How to banish the bane of fly-tipping

Following a consultation exercise, the Countryside Alliance has proposed measures to curb the blight of fly-tipping. Charlotte Fiander outlines what's required

Earlier this year the Countryside Alliance launched 'Fly-tipping - scrap it', a national campaign to encourage debate on the extent and annoyance of fly-tipping, as well as the cost of dealing with it. The campaign, which began in March, kicked off with the publication of Tipping point which looked to paint the true picture of fly-tipping across the UK.

Following on from this, A time for action was released, a document borne out of extensive consultation with the public and various stakeholders such as the Environment Agency, local authorities, police forces, and waste industry representatives. Unfortunately, everyone has seen evidence of fly-tipping at some point. Whether it is household waste dumped next to bins in the street, or building waste dumped in the countryside, fly-tipping has reached epidemic proportions.

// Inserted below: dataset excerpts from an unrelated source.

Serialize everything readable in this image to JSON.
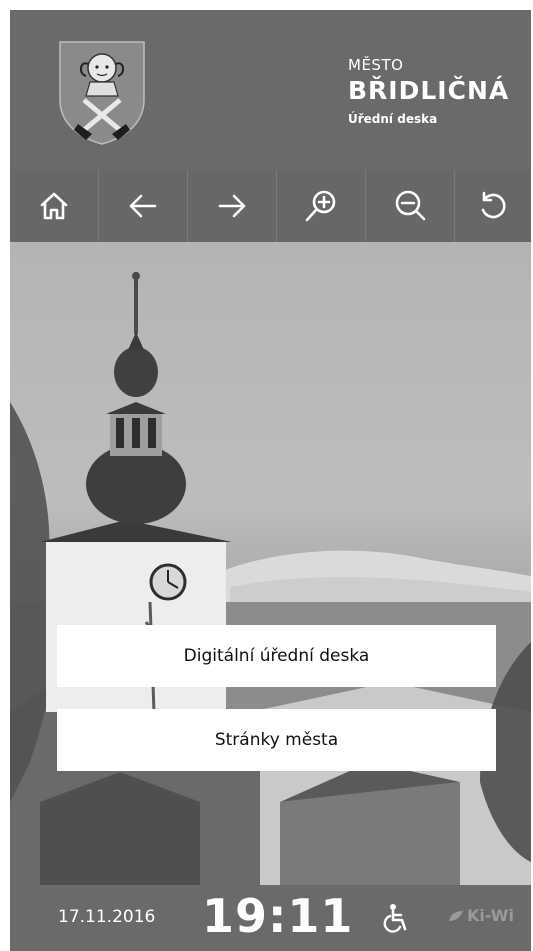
{
  "header": {
    "title_small": "MĚSTO",
    "title_big": "BŘIDLIČNÁ",
    "subtitle": "Úřední deska"
  },
  "toolbar": {
    "buttons": [
      {
        "icon": "home-icon"
      },
      {
        "icon": "arrow-left-icon"
      },
      {
        "icon": "arrow-right-icon"
      },
      {
        "icon": "zoom-in-icon"
      },
      {
        "icon": "zoom-out-icon"
      },
      {
        "icon": "refresh-icon"
      }
    ]
  },
  "main": {
    "buttons": [
      {
        "label": "Digitální úřední deska"
      },
      {
        "label": "Stránky města"
      }
    ]
  },
  "footer": {
    "date": "17.11.2016",
    "time": "19:11",
    "brand": "Ki-Wi"
  },
  "colors": {
    "bar": "#6a6a6a",
    "button_bg": "#ffffff",
    "text_light": "#ffffff"
  }
}
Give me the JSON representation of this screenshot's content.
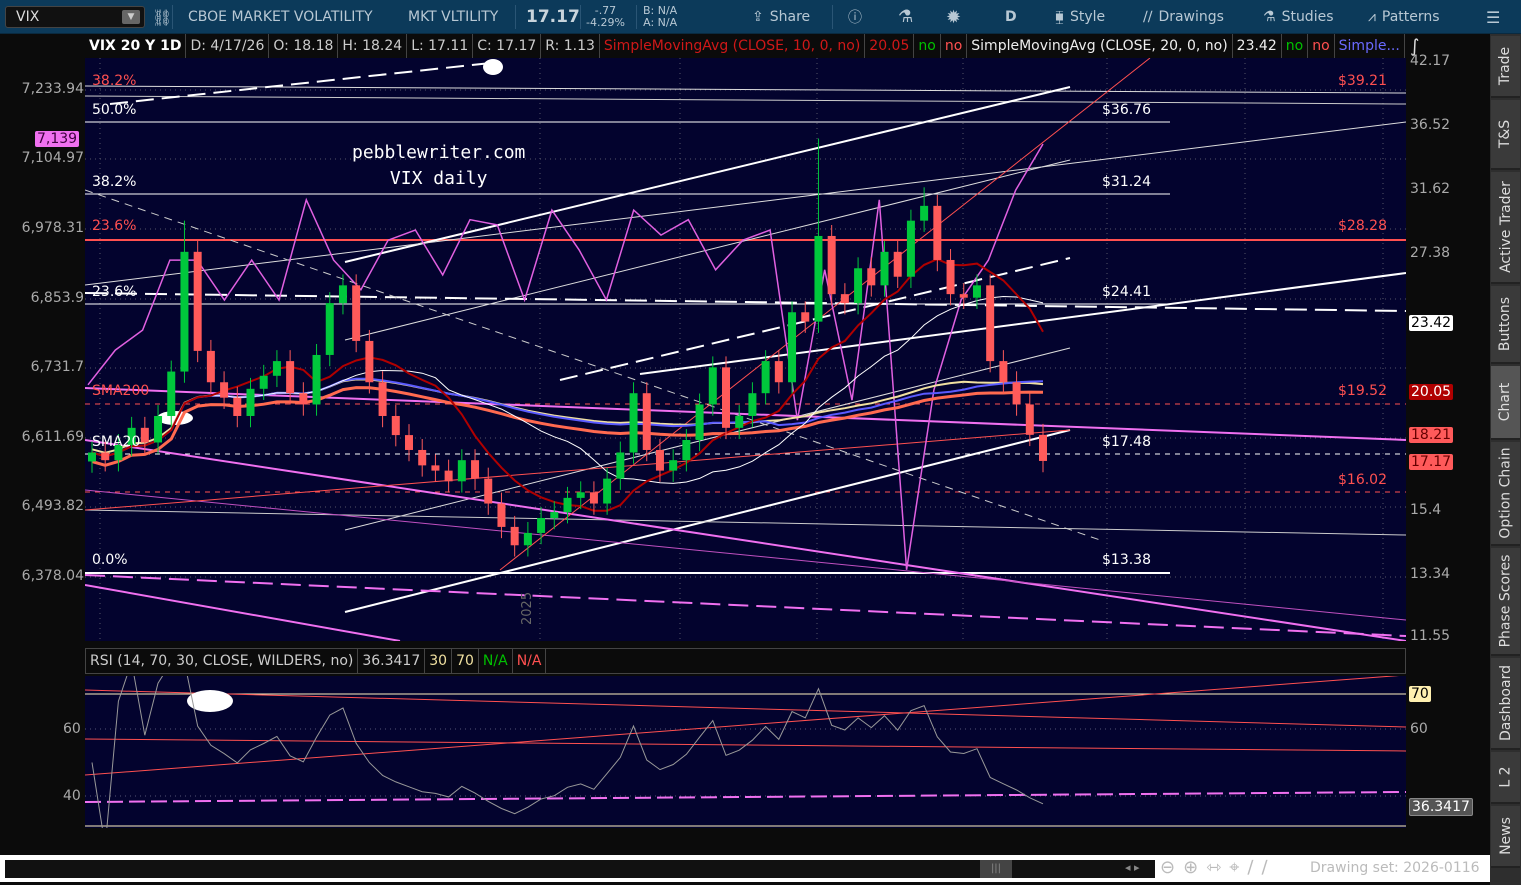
{
  "toolbar": {
    "symbol": "VIX",
    "description": "CBOE MARKET VOLATILITY",
    "exchange": "MKT VLTILITY",
    "last": "17.17",
    "change": "-.77",
    "change_pct": "-4.29%",
    "bid": "B: N/A",
    "ask": "A: N/A",
    "share": "Share",
    "style": "Style",
    "drawings": "Drawings",
    "studies": "Studies",
    "patterns": "Patterns",
    "aggregation": "D"
  },
  "legend": {
    "title": "VIX 20 Y 1D",
    "date": "D: 4/17/26",
    "open": "O: 18.18",
    "high": "H: 18.24",
    "low": "L: 17.11",
    "close": "C: 17.17",
    "range": "R: 1.13",
    "sma10": "SimpleMovingAvg (CLOSE, 10, 0, no)",
    "sma10_val": "20.05",
    "sma20": "SimpleMovingAvg (CLOSE, 20, 0, no)",
    "sma20_val": "23.42",
    "no": "no",
    "more": "Simple..."
  },
  "annotation": {
    "line1": "pebblewriter.com",
    "line2": "VIX daily"
  },
  "year_label": "2025",
  "fib_left": [
    {
      "t": "38.2%",
      "c": "#ff5050"
    },
    {
      "t": "50.0%",
      "c": "#fff"
    },
    {
      "t": "38.2%",
      "c": "#fff"
    },
    {
      "t": "23.6%",
      "c": "#ff5050"
    },
    {
      "t": "23.6%",
      "c": "#fff"
    },
    {
      "t": "SMA200",
      "c": "#ff5050"
    },
    {
      "t": "SMA20",
      "c": "#fff"
    },
    {
      "t": "0.0%",
      "c": "#fff"
    }
  ],
  "fib_right": [
    {
      "t": "$39.21",
      "c": "#ff5050"
    },
    {
      "t": "$36.76",
      "c": "#fff"
    },
    {
      "t": "$31.24",
      "c": "#fff"
    },
    {
      "t": "$28.28",
      "c": "#ff5050"
    },
    {
      "t": "$24.41",
      "c": "#fff"
    },
    {
      "t": "$19.52",
      "c": "#ff5050"
    },
    {
      "t": "$17.48",
      "c": "#fff"
    },
    {
      "t": "$16.02",
      "c": "#ff5050"
    },
    {
      "t": "$13.38",
      "c": "#fff"
    }
  ],
  "left_axis": [
    "7,233.94",
    "7,104.97",
    "6,978.31",
    "6,853.9",
    "6,731.7",
    "6,611.69",
    "6,493.82",
    "6,378.04"
  ],
  "left_badge": "7,139",
  "right_axis": [
    "42.17",
    "36.52",
    "31.62",
    "27.38",
    "15.4",
    "13.34",
    "11.55"
  ],
  "right_badges": [
    {
      "t": "23.42",
      "bg": "#ffffff",
      "fg": "#000"
    },
    {
      "t": "20.05",
      "bg": "#b00000",
      "fg": "#fff"
    },
    {
      "t": "18.21",
      "bg": "#ff5a5a",
      "fg": "#600"
    },
    {
      "t": "17.17",
      "bg": "#ff5a5a",
      "fg": "#600"
    }
  ],
  "rsi": {
    "title": "RSI (14, 70, 30, CLOSE, WILDERS, no)",
    "value": "36.3417",
    "ob": "30",
    "os": "70",
    "na1": "N/A",
    "na2": "N/A",
    "axis": [
      "70",
      "60",
      "40"
    ],
    "badge": "36.3417"
  },
  "tabs": [
    "Trade",
    "T&S",
    "Active Trader",
    "Buttons",
    "Chart",
    "Option Chain",
    "Phase Scores",
    "Dashboard",
    "L 2",
    "News"
  ],
  "bottom": {
    "drawing_set": "Drawing set: 2026-0116"
  },
  "colors": {
    "up": "#00c83c",
    "down": "#ff5a5a",
    "sma10": "#b00000",
    "sma20": "#ffffff",
    "sma50": "#5a5aff",
    "sma200": "#ff6a50",
    "spx": "#e060e0",
    "bg": "#03032e"
  },
  "chart_data": {
    "type": "candlestick",
    "symbol": "VIX",
    "closes": [
      17.5,
      17.2,
      17.8,
      18.5,
      17.9,
      19.0,
      21.0,
      27.5,
      22.0,
      20.5,
      19.8,
      19.0,
      20.2,
      20.8,
      21.5,
      20.0,
      19.5,
      21.8,
      24.5,
      25.5,
      22.5,
      20.5,
      19.0,
      18.2,
      17.6,
      17.0,
      16.8,
      16.4,
      17.2,
      16.5,
      15.6,
      14.8,
      14.2,
      14.6,
      15.1,
      15.3,
      15.8,
      16.0,
      15.6,
      16.5,
      17.5,
      20.0,
      17.6,
      16.8,
      17.2,
      18.0,
      19.5,
      21.2,
      18.5,
      19.0,
      20.0,
      21.5,
      20.5,
      24.0,
      23.5,
      28.5,
      25.0,
      24.5,
      26.5,
      25.5,
      27.5,
      26.0,
      29.5,
      30.5,
      27.0,
      25.0,
      24.8,
      25.5,
      21.5,
      20.5,
      19.5,
      18.21,
      17.17
    ],
    "spike_highs": {
      "7": 29.5,
      "55": 35.5,
      "63": 31.8
    },
    "spx_overlay": [
      6716,
      6777,
      6812,
      6935,
      6935,
      6865,
      6935,
      6865,
      7041,
      6935,
      6883,
      6970,
      6988,
      6909,
      7006,
      6997,
      6865,
      7023,
      6953,
      6865,
      7023,
      6979,
      7006,
      6918,
      6970,
      6988,
      6654,
      6918,
      6689,
      7041,
      6391,
      6707,
      6865,
      6935,
      7058,
      7139
    ],
    "y_range": [
      11.55,
      42.17
    ],
    "scale": "log"
  }
}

Throughout the Countryside Alliance's consultation process, one key point was brought up repeatedly as a suggestion - to improve access to civic amenity (CA) sites. It is clear that inadequate access to CA sites is a significant factor. People are too often turned away from their local tip because of draconian criteria for entry, which unfortunately can make it easier to dump illegally than legally.

Don't make legal dumping difficult
Rules must be changed to enable easy and legal disposal of waste, and to remove the temptation to simply dump and run. Restrictive criteria on the size and type of waste, and on who is allowed to enter tips must be relaxed. Anyone who makes the journey to their local tip is acting responsibly by attempting to dispose of their waste legally, and every effort must be made to encourage this.

There should be a standardisation of practice introduced at CA sites. There is great uncertainty over what is accepted, with differing costs, charges and admission costs from one local authority to the next. Drawing up clear guidance to ensure that there is a standardised approach throughout the UK would avoid any misunderstanding, and improve levels of communication between local authorities and their CA sites.

This would be helped by an increase in access to information about CA sites. Many people do not know where their local site is, or what it will accept. To address this, a CA mobile text service could be introduced alongside a public information website. The website would enable the public to use a simple postcode search facility to find out information about their nearest CA site.

It would also inform them where it was, opening hours, likely charges, and if there were any restrictions. A mobile text service could be effective by allowing builders and other small businesses to search for their nearest CA site using their mobile phone.

More sites needed to close the gap
There is also a need for more CA sites. Research has shown that distance is a significant factor for fly-tipping - the closer a person is to a CA site, and the easier it is to get to, the more inclined they are to use it. There is also a need for extra staffing at existing sites, and an extension of opening hours. Many individual traders who work between the usual hours of 9am-5pm are frustrated to find their local tip shut when they need to use it. Extending opening hours removes a common excuse used by fly-tippers, and also lifts a barrier to those who want to obey the law and dump their waste legally.

Lastly, if CA sites were renamed 'recycling centres' it would make it clearer what they are and why they are there. This rebranding exercise would also encourage the public to use their local recycling services, especially as awareness grows. However these recommendations are only one element of the Countryside Alliance's six-part proposal for combating the problem of fly-tipping. Other measures include greater support for landowners through anti-fly-tipping measures, use of compensation orders and closer working relationship with local authorities.

Reforms should also be introduced for business and trader practice including a re-appraisal of waste carrier licences, site waste management plans and a strengthening of packaging regulations. There should be better support for households and the travelling community including coordination with gypsy and traveller sites. A reappraisal of current legislation and enforcement practices is required, as well as improved guidance for magistrates and prioritisation within crime and disorder reduction partnerships.